The new tables will be updated monthly and will include additional details, including a breakdown of permit types such as student visas versus the temporary foreign worker visas.
The statement came after a CIBC Capital Markets report said earlier this week that the official number of non-permanent residents in Canada cited by policymakers could be vastly underestimated.
"The official number of NPRs that is widely quoted and used for planning purposes undercounts the actual number of NPRs residing in Canada by close to one million," said the report by Benjamin Tal, deputy chief economist at CIBC.
The report said that by undercounting the number of non-permanent residents, the federal government is underestimating their effect on the housing market and should use its fall fiscal update to take action.
"The practical implication of that undercounting is that the housing affordability crisis Canada is facing is actually worse than perceived, and calls for even more urgent and aggressive policy action, including ways to better link the increase in the number of NPRs to the ability to house them," the report said.
International students and the housing crunch
Canada is on track to host around 900,000 international students this year, Immigration Minister Marc Miller told CBC's The House on Saturday. That's more than at any other point in Canada's history and roughly triple the number that entered the country a decade ago.
Last week, Housing Minister Sean Fraser floated the idea of a cap on the number of students Canada brings in.
Fraser framed a cap on international students as "one of the options that we ought to consider" during a cabinet retreat in Prince Edward Island.
The House15:40Government floats cap on international students to tackle housing crisis
The Quebec government rejected that proposal, saying education is the exclusive jurisdiction of the province and it's up to the provincial government and educational institutions to determine the number of people they can accommodate.
Universities and colleges also pushed back on that proposal.
"Recent comments conflating international students and the housing crisis are deeply concerning," said Philip Landon, interim president of Universities Canada, a membership organization that advocates on behalf of universities across Canada.
Colleges and Institutes Canada, which represents post-secondary institutions in every province and territory, said a cap on international students is a troubling proposal that could have lasting adverse effects on communities and worsen current labour shortages.
Problems with StatsCan's process: CIBC
Canada's population hit a milestone of 40 million earlier this year. Official forecasts in 2013 said the population would reach only 38.7 million in 2023.
Tal said 1.1 million of the forecast miss was due to the larger-than-expected increase in non-permanent residents, while the rest came from stronger immigration.

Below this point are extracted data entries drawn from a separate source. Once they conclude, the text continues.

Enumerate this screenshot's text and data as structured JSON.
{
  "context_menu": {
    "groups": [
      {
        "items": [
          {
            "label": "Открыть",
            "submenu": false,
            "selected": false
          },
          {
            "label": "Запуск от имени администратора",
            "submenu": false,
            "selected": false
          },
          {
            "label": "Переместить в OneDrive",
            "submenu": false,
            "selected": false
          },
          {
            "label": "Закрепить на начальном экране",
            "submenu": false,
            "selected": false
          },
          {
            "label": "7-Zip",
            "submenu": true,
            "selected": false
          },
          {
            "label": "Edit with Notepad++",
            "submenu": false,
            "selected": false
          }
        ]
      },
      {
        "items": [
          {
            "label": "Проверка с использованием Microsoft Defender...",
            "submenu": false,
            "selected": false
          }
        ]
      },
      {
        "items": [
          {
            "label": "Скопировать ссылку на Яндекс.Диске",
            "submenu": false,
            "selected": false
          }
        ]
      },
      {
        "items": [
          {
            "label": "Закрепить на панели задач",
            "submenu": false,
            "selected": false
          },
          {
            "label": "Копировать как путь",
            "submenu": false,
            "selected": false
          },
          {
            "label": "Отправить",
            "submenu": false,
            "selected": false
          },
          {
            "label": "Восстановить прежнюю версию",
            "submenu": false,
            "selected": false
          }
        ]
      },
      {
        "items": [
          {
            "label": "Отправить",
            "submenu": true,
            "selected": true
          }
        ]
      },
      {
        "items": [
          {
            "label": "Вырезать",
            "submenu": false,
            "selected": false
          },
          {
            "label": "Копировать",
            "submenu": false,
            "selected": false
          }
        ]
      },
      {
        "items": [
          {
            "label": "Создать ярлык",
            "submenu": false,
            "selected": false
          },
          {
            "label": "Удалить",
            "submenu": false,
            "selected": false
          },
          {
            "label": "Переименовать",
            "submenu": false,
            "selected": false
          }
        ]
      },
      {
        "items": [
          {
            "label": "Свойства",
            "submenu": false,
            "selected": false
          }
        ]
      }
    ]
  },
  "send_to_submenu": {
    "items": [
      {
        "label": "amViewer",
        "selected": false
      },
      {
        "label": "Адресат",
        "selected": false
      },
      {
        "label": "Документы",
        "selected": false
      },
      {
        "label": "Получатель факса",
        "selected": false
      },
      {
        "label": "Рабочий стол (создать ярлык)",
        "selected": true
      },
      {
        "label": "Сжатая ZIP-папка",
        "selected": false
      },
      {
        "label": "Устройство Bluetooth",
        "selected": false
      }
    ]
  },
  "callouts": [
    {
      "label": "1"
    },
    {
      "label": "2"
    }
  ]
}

The report said that while governments allocate resources and establish zoning and budgets for new housing to match the projected increase in demand, those earlier inaccurate forecasts put governments two years behind in their housing decisions.
Tal said the estimates are inaccurate for a number of reasons, including a failure to adequately account for people who could not return to their home countries during the pandemic and were given extensions to stay in Canada to perform essential jobs.
Foreign students, short-term visitors, temporary foreign workers and student visa holders are also only included in the estimates for non-permanent residents if they properly fill out census documents. The report said they don't always do that.
The report also said Statistics Canada makes the assumption that temporary resident visa holders leave Canada 30 days after their visa expires. Tal's report said as many as 60 per cent of those students plan to apply for permanent residency.
StatsCan defends its process, numbers
A statement from Statistics Canada said the agency "stands behind its numbers" and its estimates of the number of non-permanent residents are "accurate, produced using robust mechanisms" and are done in collaboration with provinces and territories.
"Please note that NPRs who renew their temporary permits or transition to become a permanent resident are already considered by the demographic estimates," the agency said.
The statement said StatsCan's process "takes the vast majority of overstayers into account" and the agency is aware that the number of people overstaying their visas increased during the pandemic.
The agency said that while calculating the number of non-permanent residents "can be more challenging" than for "other groups," census results are added to demographic estimates in order to catch non-permanent residents missed by the census process.
"We constantly evaluate and review our methodology to consider emerging demographic trends and new data needs," the statement said.